Sign-changing solutions for a class of zero mass nonlocal Schr\"odinger equations

TL;DR

This paper proves the existence of sign-changing solutions for a class of fractional Schr"odinger equations with variable potentials, extending classical results to the nonlocal fractional setting and addressing unique analytical challenges.

Contribution

It introduces a novel approach using minimization and deformation techniques to find sign-changing solutions in fractional Schr"odinger equations, including infinitely many solutions when the nonlinearity is odd.

Findings

Existence of at least one sign-changing solution.

Infinitely many solutions when the nonlinearity is odd.
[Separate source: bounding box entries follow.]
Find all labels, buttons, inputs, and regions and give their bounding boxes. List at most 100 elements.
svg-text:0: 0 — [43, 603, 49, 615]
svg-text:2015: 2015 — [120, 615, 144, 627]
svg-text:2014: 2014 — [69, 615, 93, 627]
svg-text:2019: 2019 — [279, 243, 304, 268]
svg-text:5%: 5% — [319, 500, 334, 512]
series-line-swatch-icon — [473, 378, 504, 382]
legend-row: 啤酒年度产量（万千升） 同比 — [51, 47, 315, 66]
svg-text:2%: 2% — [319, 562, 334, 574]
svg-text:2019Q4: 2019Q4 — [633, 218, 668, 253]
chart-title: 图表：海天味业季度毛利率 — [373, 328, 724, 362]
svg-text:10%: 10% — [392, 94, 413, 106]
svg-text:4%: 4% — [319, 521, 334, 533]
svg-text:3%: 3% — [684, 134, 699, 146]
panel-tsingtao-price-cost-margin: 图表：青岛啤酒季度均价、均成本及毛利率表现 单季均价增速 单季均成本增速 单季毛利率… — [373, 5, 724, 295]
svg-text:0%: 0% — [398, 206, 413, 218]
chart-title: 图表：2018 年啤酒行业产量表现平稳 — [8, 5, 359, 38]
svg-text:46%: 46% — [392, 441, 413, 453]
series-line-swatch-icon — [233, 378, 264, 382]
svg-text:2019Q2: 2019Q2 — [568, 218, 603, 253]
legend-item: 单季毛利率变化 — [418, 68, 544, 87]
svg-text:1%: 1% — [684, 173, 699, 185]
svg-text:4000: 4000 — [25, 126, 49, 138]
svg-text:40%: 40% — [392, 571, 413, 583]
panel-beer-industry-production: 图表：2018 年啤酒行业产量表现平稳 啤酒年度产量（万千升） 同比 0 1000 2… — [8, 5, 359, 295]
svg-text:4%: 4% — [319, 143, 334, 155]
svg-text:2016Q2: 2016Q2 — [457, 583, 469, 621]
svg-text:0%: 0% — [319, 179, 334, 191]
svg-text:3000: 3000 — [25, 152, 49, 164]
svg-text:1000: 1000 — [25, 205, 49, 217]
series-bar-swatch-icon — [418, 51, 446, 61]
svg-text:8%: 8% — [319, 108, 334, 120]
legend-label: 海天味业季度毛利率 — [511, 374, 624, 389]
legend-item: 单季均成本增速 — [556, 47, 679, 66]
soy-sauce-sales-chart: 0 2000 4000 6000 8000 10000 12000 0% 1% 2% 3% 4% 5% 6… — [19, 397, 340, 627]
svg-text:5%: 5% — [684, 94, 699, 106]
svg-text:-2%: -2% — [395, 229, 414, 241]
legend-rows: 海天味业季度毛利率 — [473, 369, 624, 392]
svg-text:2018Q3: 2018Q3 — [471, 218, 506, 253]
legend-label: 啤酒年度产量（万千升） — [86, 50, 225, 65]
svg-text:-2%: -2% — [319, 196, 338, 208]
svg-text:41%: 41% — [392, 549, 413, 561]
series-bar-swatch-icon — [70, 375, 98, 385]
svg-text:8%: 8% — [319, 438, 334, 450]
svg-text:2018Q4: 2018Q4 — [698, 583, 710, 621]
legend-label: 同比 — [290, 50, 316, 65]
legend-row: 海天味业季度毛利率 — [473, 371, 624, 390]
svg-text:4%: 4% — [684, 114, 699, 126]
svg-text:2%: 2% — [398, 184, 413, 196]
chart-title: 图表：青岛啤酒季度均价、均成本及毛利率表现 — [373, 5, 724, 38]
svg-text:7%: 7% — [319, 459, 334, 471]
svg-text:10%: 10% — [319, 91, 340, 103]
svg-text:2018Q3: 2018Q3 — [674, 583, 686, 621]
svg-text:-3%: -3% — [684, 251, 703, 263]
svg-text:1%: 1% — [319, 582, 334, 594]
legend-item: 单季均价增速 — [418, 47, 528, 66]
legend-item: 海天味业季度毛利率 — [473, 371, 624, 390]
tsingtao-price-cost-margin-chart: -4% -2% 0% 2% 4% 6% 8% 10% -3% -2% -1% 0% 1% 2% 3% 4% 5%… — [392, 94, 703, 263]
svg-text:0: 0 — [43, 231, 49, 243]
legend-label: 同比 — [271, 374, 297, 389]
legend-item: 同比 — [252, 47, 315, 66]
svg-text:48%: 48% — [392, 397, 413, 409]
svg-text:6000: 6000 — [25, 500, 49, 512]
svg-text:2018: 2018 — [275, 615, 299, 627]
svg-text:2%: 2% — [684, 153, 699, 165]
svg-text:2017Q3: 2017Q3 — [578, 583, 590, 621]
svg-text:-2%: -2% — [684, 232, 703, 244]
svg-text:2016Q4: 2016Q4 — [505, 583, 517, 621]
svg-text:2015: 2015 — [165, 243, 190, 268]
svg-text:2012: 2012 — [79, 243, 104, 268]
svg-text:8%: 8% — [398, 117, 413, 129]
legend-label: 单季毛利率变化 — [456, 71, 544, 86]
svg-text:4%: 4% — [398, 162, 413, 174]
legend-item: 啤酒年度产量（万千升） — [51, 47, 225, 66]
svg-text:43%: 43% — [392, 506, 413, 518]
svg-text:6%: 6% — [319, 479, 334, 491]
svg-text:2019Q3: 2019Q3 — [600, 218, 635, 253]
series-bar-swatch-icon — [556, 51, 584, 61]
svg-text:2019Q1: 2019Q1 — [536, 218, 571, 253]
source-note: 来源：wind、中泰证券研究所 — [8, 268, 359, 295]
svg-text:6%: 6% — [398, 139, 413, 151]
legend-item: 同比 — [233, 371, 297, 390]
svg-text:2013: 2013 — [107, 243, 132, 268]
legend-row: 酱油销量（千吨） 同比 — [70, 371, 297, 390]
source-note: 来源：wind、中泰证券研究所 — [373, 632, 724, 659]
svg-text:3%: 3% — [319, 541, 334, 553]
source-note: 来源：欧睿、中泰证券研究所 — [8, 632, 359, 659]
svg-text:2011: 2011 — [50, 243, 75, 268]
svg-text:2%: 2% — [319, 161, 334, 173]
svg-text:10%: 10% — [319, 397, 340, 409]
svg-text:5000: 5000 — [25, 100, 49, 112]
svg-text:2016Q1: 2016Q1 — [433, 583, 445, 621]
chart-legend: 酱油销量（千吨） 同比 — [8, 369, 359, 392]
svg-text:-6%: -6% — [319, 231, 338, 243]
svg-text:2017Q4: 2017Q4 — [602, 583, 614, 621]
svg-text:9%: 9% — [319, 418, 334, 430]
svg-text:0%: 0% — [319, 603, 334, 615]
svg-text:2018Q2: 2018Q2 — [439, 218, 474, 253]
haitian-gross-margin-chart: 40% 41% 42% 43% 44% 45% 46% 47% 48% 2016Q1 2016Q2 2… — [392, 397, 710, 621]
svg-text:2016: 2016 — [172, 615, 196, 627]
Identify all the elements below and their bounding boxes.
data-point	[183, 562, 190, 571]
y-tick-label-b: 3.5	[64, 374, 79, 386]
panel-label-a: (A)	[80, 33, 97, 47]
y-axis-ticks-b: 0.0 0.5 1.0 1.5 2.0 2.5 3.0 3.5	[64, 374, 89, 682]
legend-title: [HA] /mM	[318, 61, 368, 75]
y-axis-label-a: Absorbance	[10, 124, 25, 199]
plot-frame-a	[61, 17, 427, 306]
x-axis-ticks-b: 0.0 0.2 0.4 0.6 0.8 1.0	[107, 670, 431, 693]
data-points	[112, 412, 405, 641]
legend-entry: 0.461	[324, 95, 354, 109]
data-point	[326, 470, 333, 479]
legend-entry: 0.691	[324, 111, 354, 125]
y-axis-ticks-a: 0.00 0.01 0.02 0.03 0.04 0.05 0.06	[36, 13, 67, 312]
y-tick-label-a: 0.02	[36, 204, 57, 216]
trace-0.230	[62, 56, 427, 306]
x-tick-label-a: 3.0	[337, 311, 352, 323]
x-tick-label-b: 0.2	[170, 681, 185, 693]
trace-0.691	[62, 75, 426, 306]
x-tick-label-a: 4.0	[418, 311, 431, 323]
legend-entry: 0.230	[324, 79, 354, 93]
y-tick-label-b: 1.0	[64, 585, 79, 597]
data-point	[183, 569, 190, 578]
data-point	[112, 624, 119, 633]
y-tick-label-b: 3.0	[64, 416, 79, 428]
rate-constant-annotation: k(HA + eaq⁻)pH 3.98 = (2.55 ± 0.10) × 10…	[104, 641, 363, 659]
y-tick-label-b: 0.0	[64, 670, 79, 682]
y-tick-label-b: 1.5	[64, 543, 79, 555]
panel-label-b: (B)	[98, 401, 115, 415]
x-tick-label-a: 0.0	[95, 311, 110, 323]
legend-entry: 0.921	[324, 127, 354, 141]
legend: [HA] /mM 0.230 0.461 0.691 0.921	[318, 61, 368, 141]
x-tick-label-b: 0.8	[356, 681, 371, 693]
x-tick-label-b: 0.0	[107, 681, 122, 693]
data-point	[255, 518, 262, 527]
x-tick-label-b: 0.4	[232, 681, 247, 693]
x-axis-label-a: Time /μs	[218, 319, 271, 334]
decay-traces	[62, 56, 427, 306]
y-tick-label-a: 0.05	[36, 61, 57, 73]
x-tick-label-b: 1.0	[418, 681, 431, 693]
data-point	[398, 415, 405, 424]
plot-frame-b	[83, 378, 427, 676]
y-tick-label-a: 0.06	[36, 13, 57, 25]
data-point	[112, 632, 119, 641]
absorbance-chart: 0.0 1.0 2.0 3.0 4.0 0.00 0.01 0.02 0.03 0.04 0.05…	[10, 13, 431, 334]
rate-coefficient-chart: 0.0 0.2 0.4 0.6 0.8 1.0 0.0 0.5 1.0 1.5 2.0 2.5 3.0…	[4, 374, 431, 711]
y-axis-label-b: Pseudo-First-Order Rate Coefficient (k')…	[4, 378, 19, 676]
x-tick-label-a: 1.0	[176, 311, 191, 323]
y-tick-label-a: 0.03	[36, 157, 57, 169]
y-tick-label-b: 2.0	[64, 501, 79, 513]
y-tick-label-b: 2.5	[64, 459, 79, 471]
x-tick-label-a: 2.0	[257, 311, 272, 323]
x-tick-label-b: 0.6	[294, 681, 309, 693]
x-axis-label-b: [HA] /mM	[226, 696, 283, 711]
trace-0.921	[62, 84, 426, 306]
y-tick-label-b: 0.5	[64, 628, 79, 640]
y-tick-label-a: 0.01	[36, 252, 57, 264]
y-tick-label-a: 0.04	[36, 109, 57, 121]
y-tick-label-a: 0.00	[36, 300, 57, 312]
Extension of classical elliptic results to fractional nonlocal equations.

Abstract

We consider the following class of fractional Schr\"odinger equations $$ (-\Delta)^{\alpha} u + V(x)u = K(x) f(u) \mbox{in} \mathbb{R}^{N} $$ where $\alpha\in (0, 1)$, $N>2\alpha$, $(-\Delta)^{\alpha}$ is the fractional Laplacian, $V$ and $K$ are positive continuous functions which vanish at infinity, and $f$ is a continuous function. By using a minimization argument and a quantitative deformation lemma, we obtain the existence of a sign-changing solution. Furthermore, when $f$ is odd, we prove that the above problem admits infinitely many nontrivial solutions. Our result extends to the fractional framework some well-known theorems proved for elliptic equations in the classical setting. With respect to these cases studied in the literature, the nonlocal one considered here presents some additional difficulties, such as the lack of decompositions involving positive and negative parts, and the non-differentiability of the Nehari Manifold, so that a careful analysis of the fractional spaces involved is necessary.